Events in France, Online Exhibition to Mark the Treaty of Versailles Centennial
By Chris Isleib
Director of Public Affairs, United States World War One Centennial Commission
WASHINGTON, DC — On June 28th, in honor of the Centennial Anniversary of the Treaty of Versailles, a day of remembrance, commemoration, and education, will take place in Versailles, France.
The first of The Paris Peace Treaties, this treaty officially ended the state of war between the European Allied Nations and Germany.
Presenting Sponsor, the Pritzker Military Museum & Library, along with National WWI Museum and Memorial, and the Doughboy Foundation, will support the activities hosted by the legendary Palace of Versailles.
There will be three parts to the commemoration:
• A DAY-LONG EDUCATIONAL SYMPOSIUM “The Treaty of Versailles: 100 years later”, features such noted historians as John Maxwell Hamilton, Julia Irwin, Erez Manela, and Michael S. Neiberg. Students from universities in France and the U.S. will participate, and the event will later be available for free, online. Sponsored by the U.S. World War I Centennial Commission.
• A DIGITAL ONLINE EXHIBITION, “The Rise of Giving: American Philanthropy and World War I” highlights the extraordinary achievements of American volunteers and philanthropists during and after World War I in Europe. Produced by the National WWI Museum and Memorial, and made possible, in part, by the U.S. World War I Centennial Commission.

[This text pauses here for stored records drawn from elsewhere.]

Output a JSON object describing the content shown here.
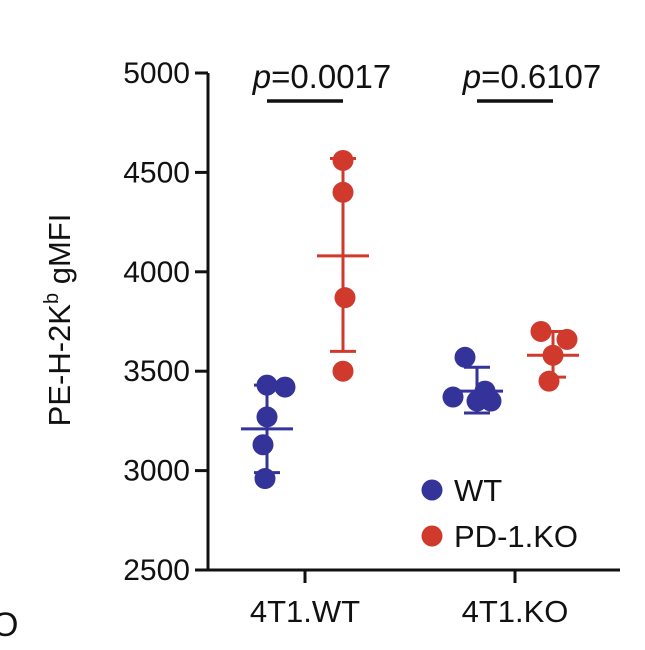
{
  "chart_data": {
    "type": "scatter",
    "ylabel": {
      "main": "PE-H-2K",
      "sup": "b",
      "rest": " gMFI"
    },
    "ylim": [
      2500,
      5000
    ],
    "yticks": [
      2500,
      3000,
      3500,
      4000,
      4500,
      5000
    ],
    "categories": [
      "4T1.WT",
      "4T1.KO"
    ],
    "series": [
      {
        "name": "WT",
        "color": "#33339a",
        "points": [
          [
            3430,
            3420,
            3270,
            3130,
            2960
          ],
          [
            3570,
            3370,
            3350,
            3350,
            3400
          ]
        ],
        "mean": [
          3210,
          3400
        ],
        "sd_upper": [
          3430,
          3520
        ],
        "sd_lower": [
          2990,
          3290
        ]
      },
      {
        "name": "PD-1.KO",
        "color": "#cf3a2d",
        "points": [
          [
            4560,
            4400,
            3870,
            3500
          ],
          [
            3700,
            3660,
            3580,
            3450
          ]
        ],
        "mean": [
          4080,
          3580
        ],
        "sd_upper": [
          4570,
          3700
        ],
        "sd_lower": [
          3600,
          3470
        ]
      }
    ],
    "annotations": [
      {
        "label": "p",
        "value": "=0.0017",
        "group": 0
      },
      {
        "label": "p",
        "value": "=0.6107",
        "group": 1
      }
    ],
    "legend_position": "bottom-right",
    "grid": false
  },
  "corner_label": "O"
}
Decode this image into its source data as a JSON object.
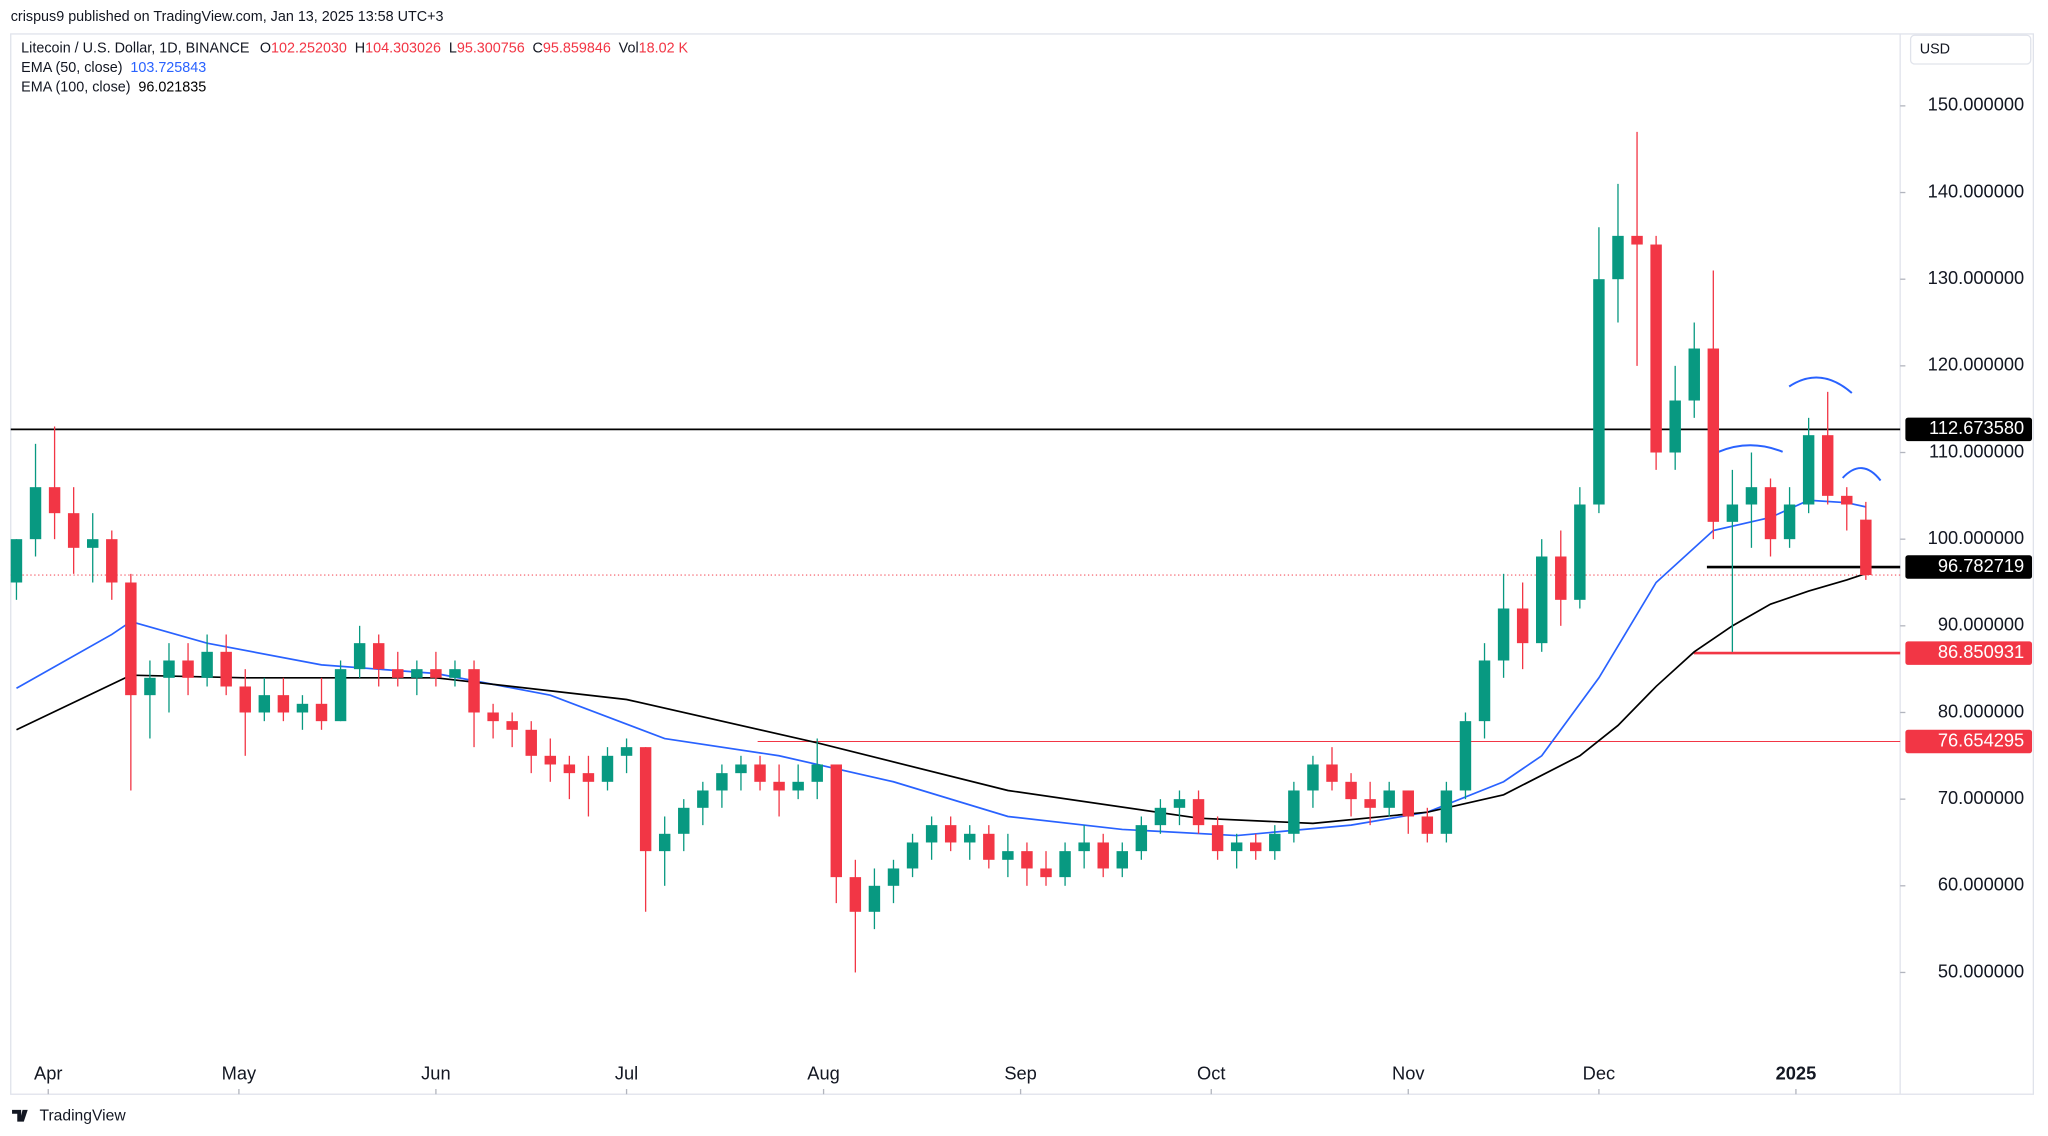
{
  "header": {
    "published": "crispus9 published on TradingView.com, Jan 13, 2025 13:58 UTC+3",
    "currency": "USD",
    "brand": "TradingView"
  },
  "chart_data": {
    "type": "candlestick",
    "title": "Litecoin / U.S. Dollar, 1D, BINANCE",
    "last_labels": [
      {
        "key": "O",
        "value": "102.252030"
      },
      {
        "key": "H",
        "value": "104.303026"
      },
      {
        "key": "L",
        "value": "95.300756"
      },
      {
        "key": "C",
        "value": "95.859846"
      },
      {
        "key": "Vol",
        "value": "18.02 K"
      }
    ],
    "up_color": "#089981",
    "down_color": "#f23645",
    "open": [
      95,
      100,
      106,
      103,
      99,
      100,
      95,
      82,
      84,
      86,
      84,
      87,
      83,
      80,
      82,
      80,
      81,
      79,
      85,
      88,
      85,
      84,
      85,
      84,
      85,
      80,
      79,
      78,
      75,
      74,
      73,
      72,
      75,
      76,
      64,
      66,
      69,
      71,
      73,
      74,
      72,
      71,
      72,
      74,
      61,
      57,
      60,
      62,
      65,
      67,
      65,
      66,
      63,
      64,
      62,
      61,
      64,
      65,
      62,
      64,
      67,
      69,
      70,
      67,
      64,
      65,
      64,
      66,
      71,
      74,
      72,
      70,
      69,
      71,
      68,
      66,
      71,
      79,
      86,
      92,
      88,
      98,
      93,
      104,
      130,
      135,
      134,
      110,
      116,
      122,
      102,
      104,
      106,
      100,
      104,
      112,
      105,
      102.25203
    ],
    "high": [
      100,
      111,
      113,
      106,
      103,
      101,
      96,
      86,
      88,
      88,
      89,
      89,
      85,
      84,
      84,
      82,
      84,
      86,
      90,
      89,
      87,
      86,
      87,
      86,
      86,
      81,
      80,
      79,
      77,
      75,
      75,
      76,
      77,
      76,
      68,
      70,
      72,
      74,
      75,
      75,
      74,
      74,
      77,
      74,
      63,
      62,
      63,
      66,
      68,
      68,
      67,
      67,
      66,
      65,
      64,
      65,
      67,
      66,
      65,
      68,
      70,
      71,
      71,
      68,
      66,
      66,
      67,
      72,
      75,
      76,
      73,
      72,
      72,
      71,
      69,
      72,
      80,
      88,
      96,
      95,
      100,
      101,
      106,
      136,
      141,
      147,
      135,
      120,
      125,
      131,
      108,
      110,
      107,
      106,
      114,
      117,
      106,
      104.303026
    ],
    "low": [
      93,
      98,
      100,
      96,
      95,
      93,
      71,
      77,
      80,
      82,
      83,
      82,
      75,
      79,
      79,
      78,
      78,
      79,
      84,
      83,
      83,
      82,
      83,
      83,
      76,
      77,
      76,
      73,
      72,
      70,
      68,
      71,
      73,
      57,
      60,
      64,
      67,
      69,
      71,
      71,
      68,
      70,
      70,
      58,
      50,
      55,
      58,
      61,
      63,
      64,
      63,
      62,
      61,
      60,
      60,
      60,
      62,
      61,
      61,
      63,
      66,
      67,
      66,
      63,
      62,
      63,
      63,
      65,
      69,
      71,
      68,
      67,
      68,
      66,
      65,
      65,
      70,
      77,
      84,
      85,
      87,
      90,
      92,
      103,
      125,
      120,
      108,
      108,
      114,
      100,
      87,
      99,
      98,
      99,
      103,
      104,
      101,
      95.300756
    ],
    "close": [
      100,
      106,
      103,
      99,
      100,
      95,
      82,
      84,
      86,
      84,
      87,
      83,
      80,
      82,
      80,
      81,
      79,
      85,
      88,
      85,
      84,
      85,
      84,
      85,
      80,
      79,
      78,
      75,
      74,
      73,
      72,
      75,
      76,
      64,
      66,
      69,
      71,
      73,
      74,
      72,
      71,
      72,
      74,
      61,
      57,
      60,
      62,
      65,
      67,
      65,
      66,
      63,
      64,
      62,
      61,
      64,
      65,
      62,
      64,
      67,
      69,
      70,
      67,
      64,
      65,
      64,
      66,
      71,
      74,
      72,
      70,
      69,
      71,
      68,
      66,
      71,
      79,
      86,
      92,
      88,
      98,
      93,
      104,
      130,
      135,
      134,
      110,
      116,
      122,
      102,
      104,
      106,
      100,
      104,
      112,
      105,
      104,
      95.859846
    ],
    "series": [
      {
        "name": "EMA (50, close)",
        "color": "#2962ff",
        "x": [
          0,
          5,
          6,
          10,
          16,
          22,
          28,
          34,
          40,
          46,
          52,
          58,
          64,
          70,
          74,
          78,
          80,
          83,
          86,
          89,
          92,
          94,
          96,
          97
        ],
        "values": [
          82.8,
          89,
          90.5,
          88,
          85.5,
          84.5,
          82,
          77,
          75,
          72,
          68,
          66.5,
          65.8,
          67,
          68.5,
          72,
          75,
          84,
          95,
          101,
          102.5,
          104.5,
          104.2,
          103.725843
        ]
      },
      {
        "name": "EMA (100, close)",
        "color": "#000000",
        "x": [
          0,
          6,
          12,
          22,
          32,
          42,
          52,
          62,
          68,
          74,
          78,
          82,
          84,
          86,
          88,
          90,
          92,
          94,
          96,
          97
        ],
        "values": [
          78,
          84.3,
          84,
          84,
          81.5,
          76.5,
          71,
          67.8,
          67.2,
          68.5,
          70.5,
          75,
          78.5,
          83,
          87,
          90,
          92.5,
          94,
          95.3,
          96.021835
        ]
      }
    ],
    "levels": [
      {
        "value": 112.67358,
        "label": "112.673580",
        "color": "#000000"
      },
      {
        "value": 96.782719,
        "label": "96.782719",
        "color": "#000000"
      },
      {
        "value": 86.850931,
        "label": "86.850931",
        "color": "#f23645"
      },
      {
        "value": 76.654295,
        "label": "76.654295",
        "color": "#f23645"
      }
    ],
    "xlim": [
      -0.3,
      98.8
    ],
    "xticks": [
      {
        "value": 1.667,
        "label": "Apr"
      },
      {
        "value": 11.667,
        "label": "May"
      },
      {
        "value": 22,
        "label": "Jun"
      },
      {
        "value": 32,
        "label": "Jul"
      },
      {
        "value": 42.333,
        "label": "Aug"
      },
      {
        "value": 52.667,
        "label": "Sep"
      },
      {
        "value": 62.667,
        "label": "Oct"
      },
      {
        "value": 73,
        "label": "Nov"
      },
      {
        "value": 83,
        "label": "Dec"
      },
      {
        "value": 93.333,
        "label": "2025"
      }
    ],
    "ylim": [
      35.95,
      158.3
    ],
    "yticks": [
      {
        "value": 50,
        "label": "50.000000"
      },
      {
        "value": 60,
        "label": "60.000000"
      },
      {
        "value": 70,
        "label": "70.000000"
      },
      {
        "value": 80,
        "label": "80.000000"
      },
      {
        "value": 90,
        "label": "90.000000"
      },
      {
        "value": 100,
        "label": "100.000000"
      },
      {
        "value": 110,
        "label": "110.000000"
      },
      {
        "value": 120,
        "label": "120.000000"
      },
      {
        "value": 130,
        "label": "130.000000"
      },
      {
        "value": 140,
        "label": "140.000000"
      },
      {
        "value": 150,
        "label": "150.000000"
      }
    ]
  }
}
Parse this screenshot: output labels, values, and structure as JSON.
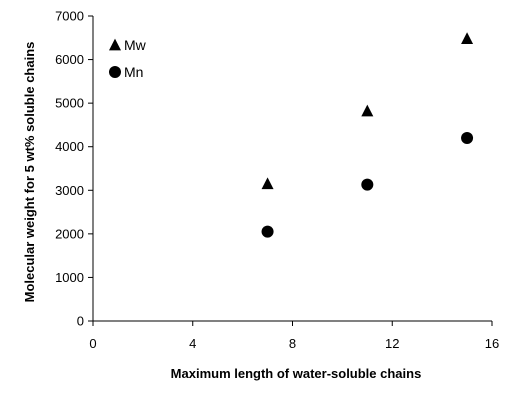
{
  "chart_data": {
    "type": "scatter",
    "xlabel": "Maximum length of water-soluble chains",
    "ylabel": "Molecular weight for 5 wt% soluble chains",
    "xlim": [
      0,
      16
    ],
    "ylim": [
      0,
      7000
    ],
    "x_ticks": [
      "0",
      "4",
      "8",
      "12",
      "16"
    ],
    "y_ticks": [
      "0",
      "1000",
      "2000",
      "3000",
      "4000",
      "5000",
      "6000",
      "7000"
    ],
    "grid": false,
    "legend_position": "top-left",
    "series": [
      {
        "name": "Mw",
        "marker": "triangle",
        "color": "#000000",
        "points": [
          {
            "x": 7,
            "y": 3150
          },
          {
            "x": 11,
            "y": 4820
          },
          {
            "x": 15,
            "y": 6480
          }
        ]
      },
      {
        "name": "Mn",
        "marker": "circle",
        "color": "#000000",
        "points": [
          {
            "x": 7,
            "y": 2050
          },
          {
            "x": 11,
            "y": 3130
          },
          {
            "x": 15,
            "y": 4200
          }
        ]
      }
    ]
  }
}
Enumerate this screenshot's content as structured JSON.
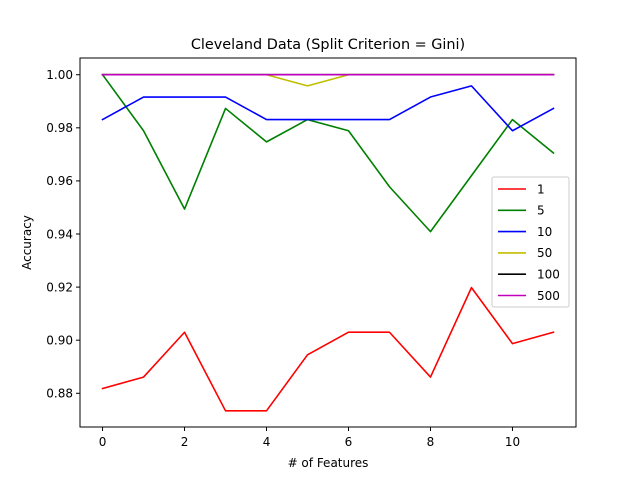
{
  "chart_data": {
    "type": "line",
    "title": "Cleveland Data (Split Criterion = Gini)",
    "xlabel": "# of Features",
    "ylabel": "Accuracy",
    "x": [
      0,
      1,
      2,
      3,
      4,
      5,
      6,
      7,
      8,
      9,
      10,
      11
    ],
    "xlim": [
      -0.55,
      11.55
    ],
    "ylim": [
      0.8673,
      1.0063
    ],
    "xticks": [
      0,
      2,
      4,
      6,
      8,
      10
    ],
    "xtick_labels": [
      "0",
      "2",
      "4",
      "6",
      "8",
      "10"
    ],
    "yticks": [
      0.88,
      0.9,
      0.92,
      0.94,
      0.96,
      0.98,
      1.0
    ],
    "ytick_labels": [
      "0.88",
      "0.90",
      "0.92",
      "0.94",
      "0.96",
      "0.98",
      "1.00"
    ],
    "grid": false,
    "legend_position": "center-right",
    "series": [
      {
        "name": "1",
        "color": "#ff0000",
        "values": [
          0.8818,
          0.8861,
          0.903,
          0.8734,
          0.8734,
          0.8945,
          0.903,
          0.903,
          0.8861,
          0.9198,
          0.8987,
          0.903
        ]
      },
      {
        "name": "5",
        "color": "#008000",
        "values": [
          1.0,
          0.9789,
          0.9494,
          0.9873,
          0.9747,
          0.9831,
          0.9789,
          0.9578,
          0.9409,
          0.962,
          0.9831,
          0.9705
        ]
      },
      {
        "name": "10",
        "color": "#0000ff",
        "values": [
          0.9831,
          0.9916,
          0.9916,
          0.9916,
          0.9831,
          0.9831,
          0.9831,
          0.9831,
          0.9916,
          0.9958,
          0.9789,
          0.9873
        ]
      },
      {
        "name": "50",
        "color": "#bfbf00",
        "values": [
          1.0,
          1.0,
          1.0,
          1.0,
          1.0,
          0.9958,
          1.0,
          1.0,
          1.0,
          1.0,
          1.0,
          1.0
        ]
      },
      {
        "name": "100",
        "color": "#000000",
        "values": [
          1.0,
          1.0,
          1.0,
          1.0,
          1.0,
          1.0,
          1.0,
          1.0,
          1.0,
          1.0,
          1.0,
          1.0
        ]
      },
      {
        "name": "500",
        "color": "#bf00bf",
        "values": [
          1.0,
          1.0,
          1.0,
          1.0,
          1.0,
          1.0,
          1.0,
          1.0,
          1.0,
          1.0,
          1.0,
          1.0
        ]
      }
    ]
  }
}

• AN EVENING AT VERSAILLES consists of private tours of the Royal Apartments and the Hall of Mirrors, a cocktail reception, and a Black-tie dinner in the Hall of Battles for 500 guests, envisioned by American chef ALEX HITZ. Presented by the Pritzker Military Museum & Library, endorsed by the U.S. World War I Centennial Commission.
The commemoration will also include the inaugural Versailles Award for American Philanthropy presented to David Rockefeller, Jr. by Catherine Pégard, the President of the Palace of Versailles, in recognition of the contributions his grandfather, John D. Rockefeller, Jr. made to rebuild France after World War I, including the restoration of the Palace of Versailles, itself.
Proceeds from the dinner will benefit the construction of the new National World War I Memorial in Washington, DC.
This new national-level memorial will give recognition in Washington, DC to the more than 4.7 million Americans who served their country -- more than 320,000 of whom were wounded or died.
In addition, a contribution will be made to the restoration of the Queen's Grove, a garden planted in 1775 with indigenous American horticulture -- an enduring symbol of the three centuries of French-American alliance that started at Versailles during the American War of Independence.
A scale-model sculptural maquette of the new National World War I Memorial, as well as an 18th century drawing of the Queen’s Grove will be on display during the cocktail reception.